Die Zukunft wird auf diese Technik angewiesen sein, wie Ulrich Eberl aufzeigte. Bis 2050 werden wahrscheinlich 9,5 Milliarden Menschen den Planeten bewohnen. Die Generation von Menschen über 65 Jahren wird drei Mal so groß sein wie heute. In gigantischen „Smart Cities“ werden fast so viele Menschen leben wie heute auf der gesamten Welt. Neben dieser demografischen Entwicklung spielt auch die technische eine Rolle: Die Rechenleistung, die Speicherfähigkeit und die Datenübertragung von Mikrochips werden sich bis 2040 vertausendfachen – und wesentlich billiger werden.

Um die demografischen Entwicklungen stemmen zu können, wird die Technik in allen Bereichen unterstützend eingesetzt werden, sei es im Energiesystem, beim Verkehr, der Industrie, den Häusern von morgen oder den Smart Cities. Überall wird die intelligente Vernetzung und der Austausch von Daten essentiell werden – und die daraus folgenden Empfehlungen.
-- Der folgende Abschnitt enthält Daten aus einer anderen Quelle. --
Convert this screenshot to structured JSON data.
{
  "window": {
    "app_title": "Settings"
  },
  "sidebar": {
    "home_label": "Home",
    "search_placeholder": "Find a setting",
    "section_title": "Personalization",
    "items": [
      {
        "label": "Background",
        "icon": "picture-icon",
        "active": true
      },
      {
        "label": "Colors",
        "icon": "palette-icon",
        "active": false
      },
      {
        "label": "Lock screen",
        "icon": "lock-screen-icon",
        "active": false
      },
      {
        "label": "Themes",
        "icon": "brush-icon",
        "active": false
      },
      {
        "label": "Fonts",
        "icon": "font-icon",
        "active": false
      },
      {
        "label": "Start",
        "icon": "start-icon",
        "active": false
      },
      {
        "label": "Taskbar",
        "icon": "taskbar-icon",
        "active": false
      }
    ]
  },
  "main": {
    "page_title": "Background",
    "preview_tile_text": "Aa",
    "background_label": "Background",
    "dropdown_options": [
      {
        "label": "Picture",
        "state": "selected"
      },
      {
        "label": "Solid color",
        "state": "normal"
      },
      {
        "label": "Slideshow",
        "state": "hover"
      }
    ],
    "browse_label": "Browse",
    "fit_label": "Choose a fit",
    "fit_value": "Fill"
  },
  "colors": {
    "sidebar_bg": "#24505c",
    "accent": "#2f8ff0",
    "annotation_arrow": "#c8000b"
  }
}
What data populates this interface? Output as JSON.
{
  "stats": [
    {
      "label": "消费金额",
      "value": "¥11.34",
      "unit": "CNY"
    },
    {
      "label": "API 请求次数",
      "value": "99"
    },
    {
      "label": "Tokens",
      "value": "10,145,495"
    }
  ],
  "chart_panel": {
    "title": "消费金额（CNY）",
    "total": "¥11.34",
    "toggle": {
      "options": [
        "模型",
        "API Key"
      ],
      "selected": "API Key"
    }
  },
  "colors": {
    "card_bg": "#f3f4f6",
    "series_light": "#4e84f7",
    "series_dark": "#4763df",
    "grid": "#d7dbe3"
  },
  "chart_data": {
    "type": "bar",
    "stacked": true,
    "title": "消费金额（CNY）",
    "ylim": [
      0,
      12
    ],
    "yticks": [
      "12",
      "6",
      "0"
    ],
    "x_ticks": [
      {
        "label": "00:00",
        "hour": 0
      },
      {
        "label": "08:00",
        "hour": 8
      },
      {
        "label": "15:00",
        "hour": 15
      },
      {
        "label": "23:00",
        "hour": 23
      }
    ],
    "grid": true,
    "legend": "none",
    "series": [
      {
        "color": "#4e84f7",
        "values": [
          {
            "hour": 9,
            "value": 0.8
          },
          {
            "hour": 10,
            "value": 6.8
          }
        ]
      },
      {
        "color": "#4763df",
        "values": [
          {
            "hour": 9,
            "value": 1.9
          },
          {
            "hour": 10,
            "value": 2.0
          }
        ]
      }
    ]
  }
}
Eberl zählte hierfür Beispiele auf, die teils Zukunftsmusik, teils aber schon umgesetzt werden. Relativ weit ist das Thema IoT bei den Energiesystemen. Egal ob Sonne, Wind oder andere erneuerbare Energien: Die intelligente Verwaltung der Daten wird immer wichtiger, um die Nachfrage planen zu können. Dazu werden immer mehr intelligente Stromnetze ausprobiert, um Schwankungen vorhersehen und berücksichtigen zu können. Im Beispiel Verkehr sind bereits jetzt erste Smart Cars unterwegs, die mit dem Internet, anderen Autos, Gebäuden und mehr kommunizieren. In Zukunft wird das Thema „Mobility on demand“ immer wichtiger, denn nicht jeder möchte ein eigenes Auto besitzen, sondern nur nach Bedarf nutzen. In der Industrie 4.0 werden Roboter lernfähig und sollen gemeinsam mit den Menschen kommunizieren. Schon jetzt gibt es eine Grenze zwischen dem digitalen Raum und der realen Welt: Neue Modelle werden im digitalen Raum konstruiert, getestet, gewartet und erleben einen kompletten Produktzyklus, bevor die ersten Prototypen dieses digitalen Zwillings in der Realität gebaut werden. In den Smart Cities von morgen werden die Verbrauchsdaten gesammelt und Vorschläge zur Optimierung gesammelt, während in den intelligenten Häusern von morgen Sensoren dafür sorgen, dass die Bewohner durch ihre Sprache und Gestik erkannt werden.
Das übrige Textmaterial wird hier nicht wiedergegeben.